To unveil the mysteries of HBx, first author Nicholas Prescott, a graduate student in the Tri-Institutional Program in Chemical Biology, and MSK chemical biologist Yael David started by generating a model for HBV infection in vitro, with the help of Robert Schwartz at Weill Cornell, whose lab contributed its biological and clinical expertise in the virus, along with human liver cell models. Their platform was uniquely well suited for interrogating the earliest events in HBV infection and gene expression. It revealed that the HBV X gene, which produces HBx protein, is particularly sensitive to the formation of nucleosomes-the basic units of chromatin, made of histone proteins, which package and organize DNA to regulate gene activity. HBV's resulting "mini chromosome" promotes HBV X gene transcription.

This provided a mechanism for how HBV solves the chicken-and-egg problem, because the X gene is the earliest to be expressed, hobbling the host cell's defenses before it can catch up to the virus.

To ensure that their platform reflected the realities of human infection, the researchers turned to Risca, an expert in mapping how DNA interacts with chromatin to regulate gene expression. Using high-resolution nucleosome mapping, the Risca lab analyzed how HBV's DNA interacts with host histones to form chromatin structures. Their work confirmed that the mini-chromosome closely resembled how HBV's genome organizes in infected liver cells.

Risca and colleagues were surprised to discover that the way the HBx gene is packed inside the virus determines whether it gets activated. "Conventional wisdom says that packaging a gene's DNA into nucleosomes would block or slow down the cell's ability to read out that gene to make functional proteins, like X," Risca says. "But in complex organisms like humans and in the viruses that infect us, gene regulation is not always so straightforward. We found that to be the case for the HBV gene encoding protein X-the presence of nucleosomes on the viral genome is necessary for the transcription of RNA that gives rise to functional protein X."

New treatments on the horizon

The findings shed new light on the basic biology of a virus that infects millions, and also may lead to sorely needed therapies. Because while HBV is treatable, it is hardly beaten. Antivirals only stop the virus from making new copies of itself, rather than clearing its DNA from the cells entirely; vaccines prevent the disease, but maintaining immunity requires frequent booster shots.

With this in mind, the team tested five small molecules known to disrupt formation of the chromatin structures that the virus needs to begin expressing HBx.
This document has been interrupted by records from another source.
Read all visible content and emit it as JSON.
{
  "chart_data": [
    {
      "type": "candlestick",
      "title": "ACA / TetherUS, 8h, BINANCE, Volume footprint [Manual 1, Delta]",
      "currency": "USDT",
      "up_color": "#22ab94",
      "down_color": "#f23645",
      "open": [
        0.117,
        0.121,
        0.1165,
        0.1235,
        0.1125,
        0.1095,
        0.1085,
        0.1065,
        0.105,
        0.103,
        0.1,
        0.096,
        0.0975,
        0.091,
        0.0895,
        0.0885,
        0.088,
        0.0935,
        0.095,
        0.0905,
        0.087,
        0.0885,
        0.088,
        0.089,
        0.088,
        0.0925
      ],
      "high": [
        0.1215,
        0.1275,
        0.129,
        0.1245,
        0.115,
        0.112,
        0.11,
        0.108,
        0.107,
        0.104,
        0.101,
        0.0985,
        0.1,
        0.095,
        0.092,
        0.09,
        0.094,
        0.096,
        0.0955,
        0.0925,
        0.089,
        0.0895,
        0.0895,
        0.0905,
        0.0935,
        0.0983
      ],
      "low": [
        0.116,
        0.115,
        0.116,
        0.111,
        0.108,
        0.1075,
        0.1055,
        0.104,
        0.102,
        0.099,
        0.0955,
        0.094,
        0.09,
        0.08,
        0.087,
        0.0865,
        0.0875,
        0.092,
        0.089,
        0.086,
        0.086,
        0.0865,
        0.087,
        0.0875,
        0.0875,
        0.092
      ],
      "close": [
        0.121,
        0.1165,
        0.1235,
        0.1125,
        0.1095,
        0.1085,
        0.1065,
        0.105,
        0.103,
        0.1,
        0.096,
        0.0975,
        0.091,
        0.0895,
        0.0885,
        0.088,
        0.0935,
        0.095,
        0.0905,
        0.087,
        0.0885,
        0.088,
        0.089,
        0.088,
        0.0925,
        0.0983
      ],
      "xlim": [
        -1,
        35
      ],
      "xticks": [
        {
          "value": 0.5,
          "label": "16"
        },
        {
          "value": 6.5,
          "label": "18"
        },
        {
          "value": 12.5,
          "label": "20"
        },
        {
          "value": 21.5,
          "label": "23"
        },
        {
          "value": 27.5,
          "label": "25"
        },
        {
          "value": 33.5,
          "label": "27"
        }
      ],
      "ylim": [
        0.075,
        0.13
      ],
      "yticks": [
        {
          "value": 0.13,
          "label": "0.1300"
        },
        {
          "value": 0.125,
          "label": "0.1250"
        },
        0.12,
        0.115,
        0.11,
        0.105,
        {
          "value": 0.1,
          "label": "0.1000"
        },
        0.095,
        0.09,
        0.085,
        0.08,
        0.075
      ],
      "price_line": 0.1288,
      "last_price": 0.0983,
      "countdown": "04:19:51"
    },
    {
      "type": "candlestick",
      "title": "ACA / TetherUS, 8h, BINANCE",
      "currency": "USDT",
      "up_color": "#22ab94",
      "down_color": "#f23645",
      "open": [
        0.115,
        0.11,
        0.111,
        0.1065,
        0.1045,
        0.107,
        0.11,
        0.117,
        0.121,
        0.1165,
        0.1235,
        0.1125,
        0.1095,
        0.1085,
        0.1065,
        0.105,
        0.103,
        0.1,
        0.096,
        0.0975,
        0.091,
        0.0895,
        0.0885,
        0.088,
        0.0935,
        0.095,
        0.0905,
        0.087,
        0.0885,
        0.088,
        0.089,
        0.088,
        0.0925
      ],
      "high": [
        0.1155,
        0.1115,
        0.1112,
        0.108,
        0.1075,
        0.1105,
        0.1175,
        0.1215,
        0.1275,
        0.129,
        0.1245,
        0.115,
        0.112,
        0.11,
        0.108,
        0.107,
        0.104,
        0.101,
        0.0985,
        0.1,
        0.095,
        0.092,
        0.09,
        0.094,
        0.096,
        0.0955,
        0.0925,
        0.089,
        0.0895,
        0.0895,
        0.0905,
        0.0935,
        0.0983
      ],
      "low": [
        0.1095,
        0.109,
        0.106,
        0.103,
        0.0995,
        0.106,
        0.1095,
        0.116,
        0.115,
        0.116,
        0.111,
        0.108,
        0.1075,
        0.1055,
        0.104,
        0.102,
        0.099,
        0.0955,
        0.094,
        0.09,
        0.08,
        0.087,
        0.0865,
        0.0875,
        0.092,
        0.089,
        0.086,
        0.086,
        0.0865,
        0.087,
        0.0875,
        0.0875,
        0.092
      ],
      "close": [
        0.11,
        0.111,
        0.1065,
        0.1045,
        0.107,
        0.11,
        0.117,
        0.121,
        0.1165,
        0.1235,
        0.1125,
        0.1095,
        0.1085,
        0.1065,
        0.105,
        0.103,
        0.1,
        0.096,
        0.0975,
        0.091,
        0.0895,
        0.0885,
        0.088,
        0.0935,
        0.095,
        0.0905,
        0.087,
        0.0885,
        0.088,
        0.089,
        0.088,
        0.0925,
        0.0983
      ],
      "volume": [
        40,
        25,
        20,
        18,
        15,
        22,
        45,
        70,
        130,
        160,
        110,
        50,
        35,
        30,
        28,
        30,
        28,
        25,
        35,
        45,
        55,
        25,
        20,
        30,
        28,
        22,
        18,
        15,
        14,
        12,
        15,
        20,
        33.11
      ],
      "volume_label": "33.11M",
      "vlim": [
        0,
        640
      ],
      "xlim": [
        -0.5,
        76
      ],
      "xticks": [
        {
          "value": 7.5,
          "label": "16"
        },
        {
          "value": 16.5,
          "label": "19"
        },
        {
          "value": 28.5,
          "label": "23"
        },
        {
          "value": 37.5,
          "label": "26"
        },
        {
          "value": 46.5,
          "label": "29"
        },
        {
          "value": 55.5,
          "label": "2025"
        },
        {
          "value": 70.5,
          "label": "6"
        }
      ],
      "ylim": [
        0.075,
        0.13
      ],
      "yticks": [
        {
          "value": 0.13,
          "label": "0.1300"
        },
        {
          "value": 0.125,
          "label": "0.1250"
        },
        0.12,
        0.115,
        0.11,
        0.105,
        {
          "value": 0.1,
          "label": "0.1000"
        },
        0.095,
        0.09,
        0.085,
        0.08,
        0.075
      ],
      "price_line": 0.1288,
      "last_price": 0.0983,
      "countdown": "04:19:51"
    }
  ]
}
One of these compounds, an anticancer drug candidate, blocked the production of HBx protein in liver cells. The drug was effective at relatively small doses, which appeared to stymie the virus while sparing human cells. If proven safe and effective, this small molecule could also treat other chromatinized DNA viruses, such as herpesviruses, papillomaviruses, and adenoviruses, according to the study.
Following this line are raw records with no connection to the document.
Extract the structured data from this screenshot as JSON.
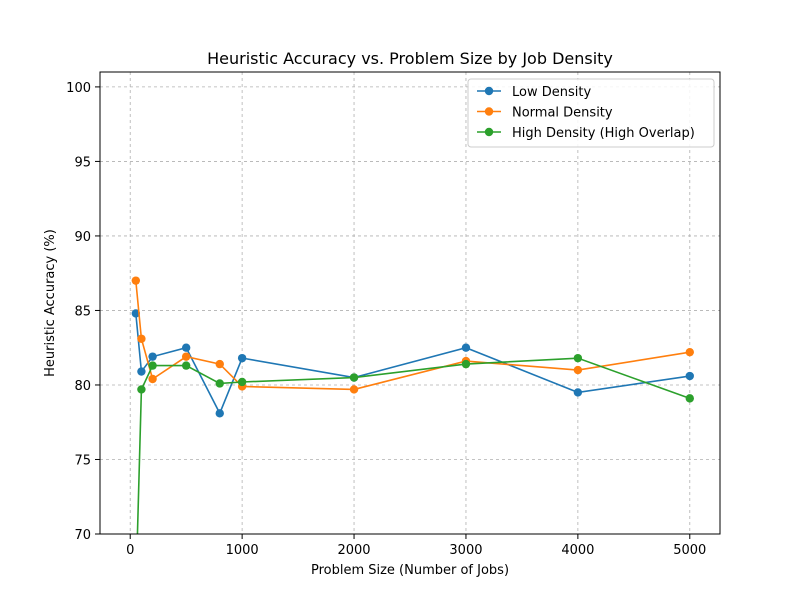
{
  "chart_data": {
    "type": "line",
    "title": "Heuristic Accuracy vs. Problem Size by Job Density",
    "xlabel": "Problem Size (Number of Jobs)",
    "ylabel": "Heuristic Accuracy (%)",
    "xlim": [
      -270,
      5270
    ],
    "ylim": [
      70,
      101
    ],
    "xticks": [
      0,
      1000,
      2000,
      3000,
      4000,
      5000
    ],
    "yticks": [
      70,
      75,
      80,
      85,
      90,
      95,
      100
    ],
    "grid": true,
    "legend_position": "top-right",
    "series": [
      {
        "name": "Low Density",
        "color": "#1f77b4",
        "x": [
          50,
          100,
          200,
          500,
          800,
          1000,
          2000,
          3000,
          4000,
          5000
        ],
        "y": [
          84.8,
          80.9,
          81.9,
          82.5,
          78.1,
          81.8,
          80.5,
          82.5,
          79.5,
          80.6
        ]
      },
      {
        "name": "Normal Density",
        "color": "#ff7f0e",
        "x": [
          50,
          100,
          200,
          500,
          800,
          1000,
          2000,
          3000,
          4000,
          5000
        ],
        "y": [
          87.0,
          83.1,
          80.4,
          81.9,
          81.4,
          79.9,
          79.7,
          81.6,
          81.0,
          82.2
        ]
      },
      {
        "name": "High Density (High Overlap)",
        "color": "#2ca02c",
        "x": [
          50,
          100,
          200,
          500,
          800,
          1000,
          2000,
          3000,
          4000,
          5000
        ],
        "y": [
          66.0,
          79.7,
          81.3,
          81.3,
          80.1,
          80.2,
          80.5,
          81.4,
          81.8,
          79.1
        ]
      }
    ]
  }
}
But first, the team will need to study this drug candidate in animal models. If successful, such trials could mark a turning point in HBV treatment-targeting the virus at its root rather than merely suppressing its replication.
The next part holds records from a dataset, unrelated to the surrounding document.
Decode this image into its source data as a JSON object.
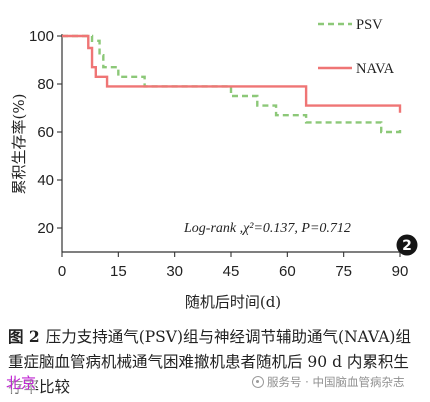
{
  "chart_data": {
    "type": "line",
    "xlabel": "随机后时间(d)",
    "ylabel": "累积生存率(%)",
    "xlim": [
      0,
      90
    ],
    "ylim": [
      10,
      100
    ],
    "xticks": [
      0,
      15,
      30,
      45,
      60,
      75,
      90
    ],
    "yticks": [
      20,
      40,
      60,
      80,
      100
    ],
    "grid": false,
    "legend_position": "top-right",
    "annotation": "Log-rank ,χ²=0.137, P=0.712",
    "badge": "2",
    "series": [
      {
        "name": "PSV",
        "color": "#8cc878",
        "style": "dashed",
        "step_x": [
          0,
          7,
          8,
          10,
          11,
          15,
          22,
          45,
          52,
          57,
          65,
          85,
          90
        ],
        "step_y": [
          100,
          100,
          98,
          92,
          87,
          83,
          79,
          75,
          71,
          67,
          64,
          60,
          62
        ]
      },
      {
        "name": "NAVA",
        "color": "#ef7575",
        "style": "solid",
        "step_x": [
          0,
          6,
          7,
          8,
          9,
          12,
          65,
          90
        ],
        "step_y": [
          100,
          100,
          95,
          87,
          83,
          79,
          71,
          68
        ]
      }
    ]
  },
  "caption": {
    "label": "图 2",
    "text": "压力支持通气(PSV)组与神经调节辅助通气(NAVA)组重症脑血管病机械通气困难撤机患者随机后 90 d 内累积生存率比较"
  },
  "watermark": {
    "left": "北京",
    "right": "服务号 · 中国脑血管病杂志"
  }
}
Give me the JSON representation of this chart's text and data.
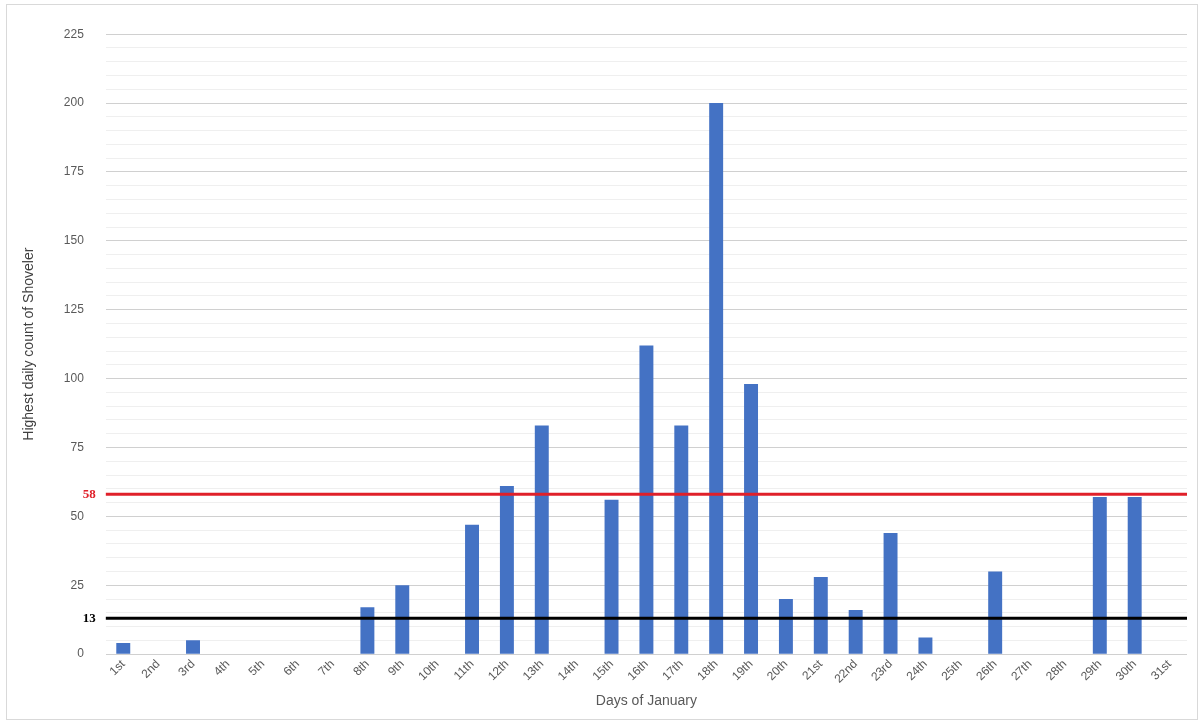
{
  "chart_data": {
    "type": "bar",
    "xlabel": "Days of January",
    "ylabel": "Highest daily count of Shoveler",
    "categories": [
      "1st",
      "2nd",
      "3rd",
      "4th",
      "5th",
      "6th",
      "7th",
      "8th",
      "9th",
      "10th",
      "11th",
      "12th",
      "13th",
      "14th",
      "15th",
      "16th",
      "17th",
      "18th",
      "19th",
      "20th",
      "21st",
      "22nd",
      "23rd",
      "24th",
      "25th",
      "26th",
      "27th",
      "28th",
      "29th",
      "30th",
      "31st"
    ],
    "values": [
      4,
      0,
      5,
      0,
      0,
      0,
      0,
      17,
      25,
      0,
      47,
      61,
      83,
      0,
      56,
      112,
      83,
      200,
      98,
      20,
      28,
      16,
      44,
      6,
      0,
      30,
      0,
      0,
      57,
      57,
      0
    ],
    "color": "#4472c4",
    "ylim": [
      0,
      225
    ],
    "yticks": [
      0,
      {
        "value": 5,
        "label": null
      },
      {
        "value": 10,
        "label": null
      },
      {
        "value": 15,
        "label": null
      },
      {
        "value": 20,
        "label": null
      },
      25,
      {
        "value": 30,
        "label": null
      },
      {
        "value": 35,
        "label": null
      },
      {
        "value": 40,
        "label": null
      },
      {
        "value": 45,
        "label": null
      },
      50,
      {
        "value": 55,
        "label": null
      },
      {
        "value": 60,
        "label": null
      },
      {
        "value": 65,
        "label": null
      },
      {
        "value": 70,
        "label": null
      },
      75,
      {
        "value": 80,
        "label": null
      },
      {
        "value": 85,
        "label": null
      },
      {
        "value": 90,
        "label": null
      },
      {
        "value": 95,
        "label": null
      },
      100,
      {
        "value": 105,
        "label": null
      },
      {
        "value": 110,
        "label": null
      },
      {
        "value": 115,
        "label": null
      },
      {
        "value": 120,
        "label": null
      },
      125,
      {
        "value": 130,
        "label": null
      },
      {
        "value": 135,
        "label": null
      },
      {
        "value": 140,
        "label": null
      },
      {
        "value": 145,
        "label": null
      },
      150,
      {
        "value": 155,
        "label": null
      },
      {
        "value": 160,
        "label": null
      },
      {
        "value": 165,
        "label": null
      },
      {
        "value": 170,
        "label": null
      },
      175,
      {
        "value": 180,
        "label": null
      },
      {
        "value": 185,
        "label": null
      },
      {
        "value": 190,
        "label": null
      },
      {
        "value": 195,
        "label": null
      },
      200,
      {
        "value": 205,
        "label": null
      },
      {
        "value": 210,
        "label": null
      },
      {
        "value": 215,
        "label": null
      },
      {
        "value": 220,
        "label": null
      },
      225
    ],
    "grid": "y",
    "ref_lines": [
      {
        "axis": "y",
        "value": 58,
        "label": "58",
        "color": "#e0202a"
      },
      {
        "axis": "y",
        "value": 13,
        "label": "13",
        "color": "#000000"
      }
    ]
  }
}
The researchers noted that these breakthroughs wouldn't have been possible without the close collaboration between the three institutions, which brought together the necessary expertise and technological resources-from MSK's atomic force microscopy imaging at its Molecular Cytology Core to the Genomics Resource Center and High-Performance Computing Cluster at The Rockefeller University. "The HBV genome is a fascinating microcosm of gene regulation," Risca says. "Studying it tells us not only about the virus, but also about how our own gene regulation works. Curiosity about these basic questions motivated us to collaborate."

"This is a great example of how investment in 'basic science' and investigation of fundamental biological questions can open the door to medical advances," says Prescott, who is now a postdoctoral fellow in Rockefeller's Laboratory of Chromosome and Cell Biology headed by Hironori Funabiki. "Never in a million years did I expect to lead a project that identified such a strong candidate for drug development for a global scourge like hepatitis B."